A municipal underwriter is bidding on a general obligation serial bond in a net interest cost bid. Which two of the following are required to find the total interest cost? I. The par value of the bonds at issuance II. The dated date III. The nominal yield for each of the maturity years IV. The bond years

III and IV. The nominal yield for each of the maturities is important to the issuer to see what the yearly debt service will be. The bond years, calculated by taking all of the interest and the discount or premium included in the interest x the number of years, are also very important to the issuer. The par value at issuance is not needed, since the issuer will be getting a set amount. However, the par value at maturity is important as the issuer needs to know what will have to be paid at maturity. The dated date is not important for bidding on the bonds, but it is important for determining accrued interest to the first interest payment.

Who determines the tax-exempt status of a municipal bond?

IRS. The IRS determines the tax-exempt status of the bond. The bond counsel attests to the tax-exempt status of the bond. Remember -- the bond counsel is a lawyer knowledgeable in the laws of municipal bonds. The legal opinion by the bond counsel, in effect, states whether or not the bond is a legal municipal bond, and whether its interest can be expected to be exempt from taxes. Neither the SEC nor an underwriter has anything to do with the tax-exempt status of a bond.

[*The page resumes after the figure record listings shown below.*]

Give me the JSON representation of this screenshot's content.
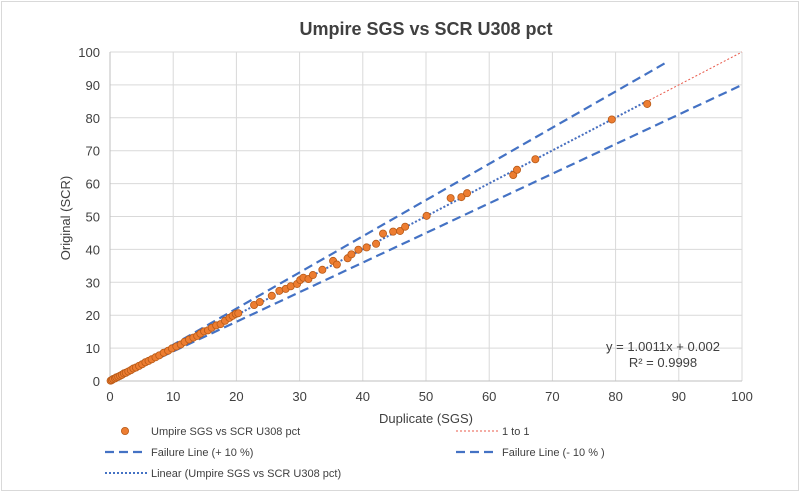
{
  "chart_data": {
    "type": "scatter",
    "title": "Umpire SGS vs SCR U308 pct",
    "xlabel": "Duplicate (SGS)",
    "ylabel": "Original (SCR)",
    "xlim": [
      0,
      100
    ],
    "ylim": [
      0,
      100
    ],
    "xticks": [
      0,
      10,
      20,
      30,
      40,
      50,
      60,
      70,
      80,
      90,
      100
    ],
    "yticks": [
      0,
      10,
      20,
      30,
      40,
      50,
      60,
      70,
      80,
      90,
      100
    ],
    "grid": true,
    "series": [
      {
        "name": "Umpire SGS vs SCR U308 pct",
        "kind": "scatter",
        "color": "#ed7d31",
        "points": [
          [
            0.1,
            0.1
          ],
          [
            0.3,
            0.3
          ],
          [
            0.5,
            0.6
          ],
          [
            0.8,
            0.8
          ],
          [
            1.0,
            1.1
          ],
          [
            1.3,
            1.3
          ],
          [
            1.6,
            1.6
          ],
          [
            1.9,
            1.9
          ],
          [
            2.2,
            2.3
          ],
          [
            2.5,
            2.5
          ],
          [
            2.9,
            2.9
          ],
          [
            3.3,
            3.3
          ],
          [
            3.7,
            3.8
          ],
          [
            4.1,
            4.1
          ],
          [
            4.6,
            4.6
          ],
          [
            5.1,
            5.1
          ],
          [
            5.6,
            5.7
          ],
          [
            6.1,
            6.1
          ],
          [
            6.6,
            6.6
          ],
          [
            7.2,
            7.2
          ],
          [
            7.8,
            7.8
          ],
          [
            8.5,
            8.6
          ],
          [
            9.2,
            9.2
          ],
          [
            9.8,
            9.9
          ],
          [
            10.5,
            10.5
          ],
          [
            11.2,
            11.1
          ],
          [
            11.8,
            11.9
          ],
          [
            12.5,
            12.6
          ],
          [
            13.2,
            13.2
          ],
          [
            13.8,
            13.7
          ],
          [
            14.3,
            14.4
          ],
          [
            14.9,
            15.1
          ],
          [
            15.5,
            15.4
          ],
          [
            16.1,
            16.2
          ],
          [
            16.8,
            16.9
          ],
          [
            17.5,
            17.3
          ],
          [
            18.2,
            18.3
          ],
          [
            18.9,
            19.2
          ],
          [
            19.4,
            19.8
          ],
          [
            19.9,
            20.4
          ],
          [
            20.3,
            20.6
          ],
          [
            22.8,
            23.1
          ],
          [
            23.7,
            24.0
          ],
          [
            25.6,
            25.9
          ],
          [
            26.8,
            27.4
          ],
          [
            27.8,
            28.0
          ],
          [
            28.6,
            28.8
          ],
          [
            29.6,
            29.5
          ],
          [
            30.1,
            30.7
          ],
          [
            30.6,
            31.4
          ],
          [
            31.4,
            31.0
          ],
          [
            32.1,
            32.2
          ],
          [
            33.6,
            33.8
          ],
          [
            35.3,
            36.5
          ],
          [
            35.9,
            35.4
          ],
          [
            37.6,
            37.3
          ],
          [
            38.2,
            38.5
          ],
          [
            39.3,
            39.9
          ],
          [
            40.6,
            40.6
          ],
          [
            42.1,
            41.7
          ],
          [
            43.2,
            44.8
          ],
          [
            44.8,
            45.4
          ],
          [
            45.9,
            45.6
          ],
          [
            46.7,
            46.9
          ],
          [
            50.1,
            50.2
          ],
          [
            53.9,
            55.6
          ],
          [
            55.6,
            55.9
          ],
          [
            56.5,
            57.1
          ],
          [
            63.8,
            62.6
          ],
          [
            64.4,
            64.2
          ],
          [
            67.3,
            67.4
          ],
          [
            79.4,
            79.5
          ],
          [
            85.0,
            84.2
          ]
        ]
      },
      {
        "name": "1 to 1",
        "kind": "line",
        "color": "#e8594a",
        "dash": "dot-red",
        "slope": 1.0,
        "intercept": 0,
        "x_range": [
          0,
          100
        ]
      },
      {
        "name": "Failure Line (+ 10 %)",
        "kind": "line",
        "color": "#4472c4",
        "dash": "dash",
        "slope": 1.1,
        "intercept": 0,
        "x_range": [
          0,
          88
        ]
      },
      {
        "name": "Failure Line (- 10 % )",
        "kind": "line",
        "color": "#4472c4",
        "dash": "dash",
        "slope": 0.9,
        "intercept": 0,
        "x_range": [
          0,
          100
        ]
      },
      {
        "name": "Linear (Umpire SGS vs SCR U308 pct)",
        "kind": "line",
        "color": "#4472c4",
        "dash": "dot",
        "slope": 1.0011,
        "intercept": 0.002,
        "x_range": [
          0,
          85
        ]
      }
    ],
    "annotations": {
      "equation": "y = 1.0011x + 0.002",
      "r_squared": "R² = 0.9998"
    },
    "legend_position": "bottom"
  }
}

The provisions for the allocation of funds of a revenue bond issue appear in the:

Official statement. How the funds raised are going to be used by the issuer of a revenue bond is provided in the official statement of the revenue bond. The official statement contains relevant information about the issue that an interested party would want to know. The allocation of the amount of bonds to be sold by each member is found in the syndicate agreement (letter). Offering circulars are used in conjunction with Regulation A offerings.

Municipal underwriters use many means of determining when to bring bonds to market and how much interest the bonds will bear. One of these calculations is the amount of newly issued bonds that are sold compared to the amount of new issues available in any one week. This comparison is called:

The placement ratio. This is the definition of the placement ratio, which is used by underwriters to see how well municipal bonds are selling as initial offerings. This is a weekly calculation that tells the underwriters the amount of bonds bought by customers as compared to how many were available.